1970年の科学技術

 

1969年7月20日、アメリカのアポロ11号が初めて月に着陸し、日本時間の午前11時56分にアームストロング船長が初めて月面に降り立ちました。テレビ報道の視聴率は最高で96%(!)にも達し、全国民がこの瞬間を目撃したのでした。当時中学生だった僕も、テレビにかじりついていた記憶があります。

人類が月面に立つなんて、夢のような出来事でした。ひょっとしたら地上から宇宙船が見えるかもしれないと、空にぽっかり浮かんだ月をまじまじ見た人も多かったはず。もちろん見えるはずもなく、実感としてはピンと来なかったけれども、このままいけば夢のような計画も次々実現していくんだろうなあ……そんな予感が漂っていたのは確かです。
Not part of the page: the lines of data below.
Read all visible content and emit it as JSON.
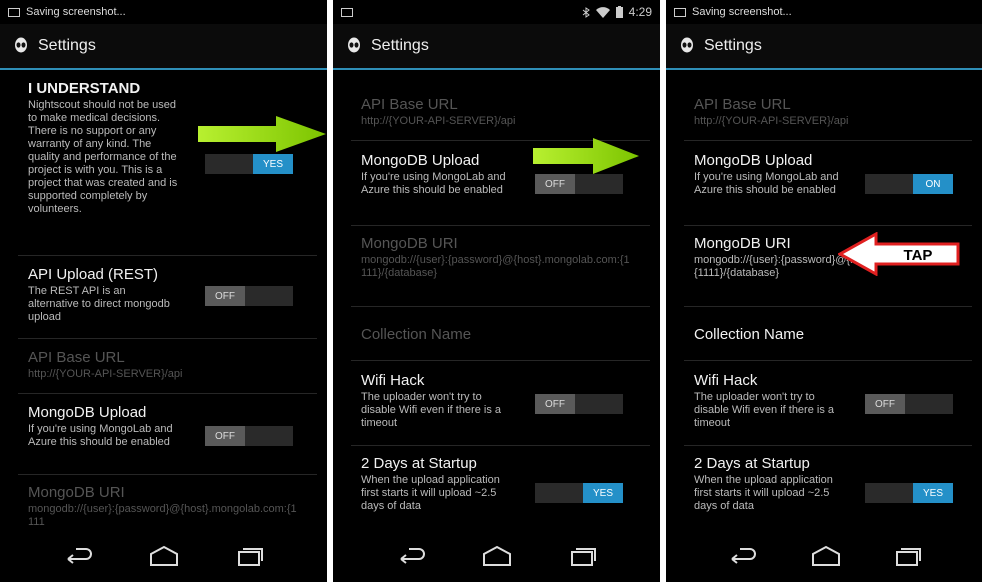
{
  "panels": [
    {
      "status": {
        "text": "Saving screenshot...",
        "time": ""
      },
      "title": "Settings",
      "items": [
        {
          "title": "I UNDERSTAND",
          "summary": "Nightscout should not be used to make medical decisions. There is no support or any warranty of any kind. The quality and performance of the project is with you. This is a project that was created and is supported completely by volunteers.",
          "toggle": "YES"
        },
        {
          "title": "API Upload (REST)",
          "summary": "The REST API is an alternative to direct mongodb upload",
          "toggle": "OFF"
        },
        {
          "title": "API Base URL",
          "summary": "http://{YOUR-API-SERVER}/api"
        },
        {
          "title": "MongoDB Upload",
          "summary": "If you're using MongoLab and Azure this should be enabled",
          "toggle": "OFF"
        },
        {
          "title": "MongoDB URI",
          "summary": "mongodb://{user}:{password}@{host}.mongolab.com:{1111"
        }
      ]
    },
    {
      "status": {
        "text": "",
        "time": "4:29"
      },
      "title": "Settings",
      "items": [
        {
          "title": "API Base URL",
          "summary": "http://{YOUR-API-SERVER}/api"
        },
        {
          "title": "MongoDB Upload",
          "summary": "If you're using MongoLab and Azure this should be enabled",
          "toggle": "OFF"
        },
        {
          "title": "MongoDB URI",
          "summary": "mongodb://{user}:{password}@{host}.mongolab.com:{1111}/{database}"
        },
        {
          "title": "Collection Name",
          "summary": ""
        },
        {
          "title": "Wifi Hack",
          "summary": "The uploader won't try to disable Wifi even if there is a timeout",
          "toggle": "OFF"
        },
        {
          "title": "2 Days at Startup",
          "summary": "When the upload application first starts it will upload ~2.5 days of data",
          "toggle": "YES"
        }
      ]
    },
    {
      "status": {
        "text": "Saving screenshot...",
        "time": ""
      },
      "title": "Settings",
      "items": [
        {
          "title": "API Base URL",
          "summary": "http://{YOUR-API-SERVER}/api"
        },
        {
          "title": "MongoDB Upload",
          "summary": "If you're using MongoLab and Azure this should be enabled",
          "toggle": "ON"
        },
        {
          "title": "MongoDB URI",
          "summary": "mongodb://{user}:{password}@{host}.mongolab.com:{1111}/{database}"
        },
        {
          "title": "Collection Name",
          "summary": ""
        },
        {
          "title": "Wifi Hack",
          "summary": "The uploader won't try to disable Wifi even if there is a timeout",
          "toggle": "OFF"
        },
        {
          "title": "2 Days at Startup",
          "summary": "When the upload application first starts it will upload ~2.5 days of data",
          "toggle": "YES"
        }
      ]
    }
  ],
  "annotations": {
    "tap_label": "TAP"
  },
  "icons": {
    "app": "alien-head-icon",
    "back": "back-icon",
    "home": "home-icon",
    "recents": "recents-icon",
    "wifi": "wifi-icon",
    "battery": "battery-icon"
  },
  "colors": {
    "accent": "#2490c8",
    "arrow_green": "#a6e21c",
    "tap_red": "#e02020"
  }
}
宇宙ステーションだってできるんだろう、月旅行もできるんだろう、いずれは月で生活できるんのだろう、と。実際は、ようやく31年後に一人の大金持ちが宇宙旅行を体験しただけだったわけですが。

このアポロ計画によって、宇宙開発はメドがついたような感じになり、次は謎に包まれた地球の深海に関心が移りました。アメリカではNASAに匹敵する予算規模で海洋開発に乗り出す計画もあり、「宇宙開発の次は海洋開発だ」とばかり、先進諸国はこぞって研究に乗り出していったわけです。科学技術を進化させていけば、人類に不可能の文字はないのだと、「自惚れ気分」がちょっぴり、いや、かなり充満していたわけですね。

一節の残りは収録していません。